Of course, at times, our spoken words also have some power to change physical realities. Leaders “declare” war or peace and people’s lives are sacrificed or saved. Judges and juries “announce” sentences and people are jailed or set free (or sometimes killed) by the power of those spoken words. Clergy “pronounce” couples married and a whole set of legal and property rights as well as behavioral expectations are created. We “promise” to meet people somewhere or do them a favor and, on the basis of our spoken words, they act differently because of an expectation that our words have created.
Yet, we also know that sometimes, spoken words can be empty or meaningless. They have no power at all to effect change or create new realities. A person says, “We should get together sometime” but we know it will never happen. An unhappy child yells at a parent, “You can’t tell me what to do!” but, of course, the parent usually can. A chronic liar promises us, for the one hundredth time, that they’ll act differently this time and we just don’t believe them. These words have no power to create.
With human speech, the key to words that have power seems to be a relationship of trust. In order for spoken words to be effective, the ones to whom the words are spoken must believe in the integrity and authority of the speaker–the speaker can do what he says and he will. After all, if I don’t believe that you mean what you say or that you have the authority to make such a statement, your words are just sounds. They can’t create new realities. The creative power of spoken words depends on the quality of the relationship in which those words are spoken.
All of which brings us back to God and creation. If one of the ways in which human beings are “created in God’s image” is the potential, creative power of our speech, then perhaps, we can read aspects of our own, human experience back into the Genesis story3. Perhaps, for God’s creative speech to be effective, God had to have a depth and intimacy of relationship with the universe in which God’s integrity and authority were beyond question. Maybe, the universe had to be deeply connected with God, had to “feel” God’s power and love and Truth, in order for God’s spoken words to have that much ability to create and form a new world.
And perhaps the same is true of God’s creative words to us–words that tell us to protect the vulnerable in our society, to regard every human being as a potentially holy reflection of God, to balance compassion with justice, to be good caretakers of the earth, and to do our best to sanctify each moment. The effectiveness of these holy words in reshaping reality depends on the quality of our relationship with God. They only have the ability to create or change us if allow ourselves to feel God’s integrity, power and love as well as the Truth of those words. Otherwise, they’re all just empty sounds or indecipherable marks on parchment.
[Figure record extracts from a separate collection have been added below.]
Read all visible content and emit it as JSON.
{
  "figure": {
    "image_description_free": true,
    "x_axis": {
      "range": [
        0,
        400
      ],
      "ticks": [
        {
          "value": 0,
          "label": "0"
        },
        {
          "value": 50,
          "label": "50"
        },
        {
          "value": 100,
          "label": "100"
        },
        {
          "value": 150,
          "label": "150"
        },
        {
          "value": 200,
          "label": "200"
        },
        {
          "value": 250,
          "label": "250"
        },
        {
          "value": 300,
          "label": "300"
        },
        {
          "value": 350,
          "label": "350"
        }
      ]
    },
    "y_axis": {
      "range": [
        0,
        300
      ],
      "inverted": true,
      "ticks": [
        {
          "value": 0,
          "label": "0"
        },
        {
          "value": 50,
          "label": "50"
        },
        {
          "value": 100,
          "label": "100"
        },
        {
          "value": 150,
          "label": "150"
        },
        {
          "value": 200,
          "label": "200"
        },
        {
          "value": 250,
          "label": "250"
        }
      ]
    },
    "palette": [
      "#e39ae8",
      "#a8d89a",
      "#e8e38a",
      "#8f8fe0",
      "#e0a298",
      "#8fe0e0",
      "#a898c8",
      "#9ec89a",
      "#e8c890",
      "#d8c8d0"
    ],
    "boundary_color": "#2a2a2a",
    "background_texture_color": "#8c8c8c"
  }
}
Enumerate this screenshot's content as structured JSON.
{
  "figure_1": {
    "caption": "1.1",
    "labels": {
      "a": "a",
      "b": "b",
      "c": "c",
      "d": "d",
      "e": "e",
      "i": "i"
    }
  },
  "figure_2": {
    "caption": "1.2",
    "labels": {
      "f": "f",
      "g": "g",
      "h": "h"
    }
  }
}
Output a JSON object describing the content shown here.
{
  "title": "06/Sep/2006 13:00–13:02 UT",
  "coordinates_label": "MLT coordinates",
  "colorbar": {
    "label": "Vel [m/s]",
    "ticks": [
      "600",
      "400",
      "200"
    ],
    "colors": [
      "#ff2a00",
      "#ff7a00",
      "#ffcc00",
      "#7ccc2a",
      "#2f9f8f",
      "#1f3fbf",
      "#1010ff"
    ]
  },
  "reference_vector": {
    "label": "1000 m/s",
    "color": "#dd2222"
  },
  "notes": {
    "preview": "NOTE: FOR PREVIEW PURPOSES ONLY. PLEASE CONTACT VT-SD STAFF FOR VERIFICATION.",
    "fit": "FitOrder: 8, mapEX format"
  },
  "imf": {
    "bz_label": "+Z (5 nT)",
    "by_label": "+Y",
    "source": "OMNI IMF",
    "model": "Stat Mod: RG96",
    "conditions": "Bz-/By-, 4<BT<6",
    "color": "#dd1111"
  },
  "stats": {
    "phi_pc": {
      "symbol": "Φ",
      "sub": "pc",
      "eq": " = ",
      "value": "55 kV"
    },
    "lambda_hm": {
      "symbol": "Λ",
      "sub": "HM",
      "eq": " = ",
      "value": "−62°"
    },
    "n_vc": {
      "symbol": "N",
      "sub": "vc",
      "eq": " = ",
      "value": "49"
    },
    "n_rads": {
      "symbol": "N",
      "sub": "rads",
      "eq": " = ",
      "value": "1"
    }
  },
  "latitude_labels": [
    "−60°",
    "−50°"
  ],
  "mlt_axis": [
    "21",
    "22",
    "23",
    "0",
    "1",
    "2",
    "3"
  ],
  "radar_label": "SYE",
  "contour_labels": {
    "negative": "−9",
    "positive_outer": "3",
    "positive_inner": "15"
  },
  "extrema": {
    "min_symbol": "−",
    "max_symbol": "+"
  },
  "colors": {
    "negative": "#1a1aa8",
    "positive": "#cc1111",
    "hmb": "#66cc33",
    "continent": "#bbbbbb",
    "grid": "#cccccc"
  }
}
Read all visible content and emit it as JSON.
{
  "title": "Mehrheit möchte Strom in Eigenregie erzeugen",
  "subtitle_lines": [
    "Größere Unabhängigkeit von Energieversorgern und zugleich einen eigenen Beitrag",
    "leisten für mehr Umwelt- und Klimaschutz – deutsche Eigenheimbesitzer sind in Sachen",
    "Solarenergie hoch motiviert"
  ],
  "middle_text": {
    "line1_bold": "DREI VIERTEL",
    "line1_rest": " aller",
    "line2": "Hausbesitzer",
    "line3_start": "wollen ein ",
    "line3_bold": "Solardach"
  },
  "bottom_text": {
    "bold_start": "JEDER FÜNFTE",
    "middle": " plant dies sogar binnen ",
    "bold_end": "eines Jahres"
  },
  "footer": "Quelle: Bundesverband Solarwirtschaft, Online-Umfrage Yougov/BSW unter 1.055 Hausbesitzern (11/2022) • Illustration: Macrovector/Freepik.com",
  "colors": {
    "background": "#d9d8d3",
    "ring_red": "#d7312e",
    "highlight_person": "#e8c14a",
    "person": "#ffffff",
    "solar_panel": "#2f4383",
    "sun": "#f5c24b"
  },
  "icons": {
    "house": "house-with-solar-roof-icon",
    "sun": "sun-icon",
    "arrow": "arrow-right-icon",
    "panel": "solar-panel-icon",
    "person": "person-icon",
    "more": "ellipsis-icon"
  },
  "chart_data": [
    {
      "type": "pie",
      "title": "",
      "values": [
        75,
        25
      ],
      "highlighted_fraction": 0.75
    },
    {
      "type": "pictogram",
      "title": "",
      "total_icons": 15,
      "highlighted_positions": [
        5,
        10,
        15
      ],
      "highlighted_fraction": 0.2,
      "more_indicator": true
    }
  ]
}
1Quoted in The Book of Legends–Sefer Ha-Aggadah: Legends from the Talmud and Midrash, eds., Hayim Nahman Bialik and Yehoshua Hana Ravnitzky (New York: Schocken Books, 1992), #16, pg. 8 and citing as its sources Genesis Rabbah 4:6 and Yalkut B’reisheet 6.
2For the rabbis (and most of Jewish tradition), the Torah is limited by the ability of human language and imagery to describe what is, ultimately, beyond words. So, when the Torah speaks of God “seeing” or “speaking” or of a God who frees slaves “with a mighty hand and an outstretched arm,” these are only inadequate, human metaphors for a reality that is, ultimately, beyond the power of our words to name.
3Clearly, this idea won’t work for fundamentalist readers of the Bible. To suggest that the universe (or we) have a choice in the face of God’s spoken command, that the authority of God’s command depends on the quality of our relationships with God, can be heard as denying God’s absolute power. But isn’t it also possible that the same God who is understood as the source of humanity’s free will chooses to make the power of these commandments contingent on the evolving quality of our relationship with God?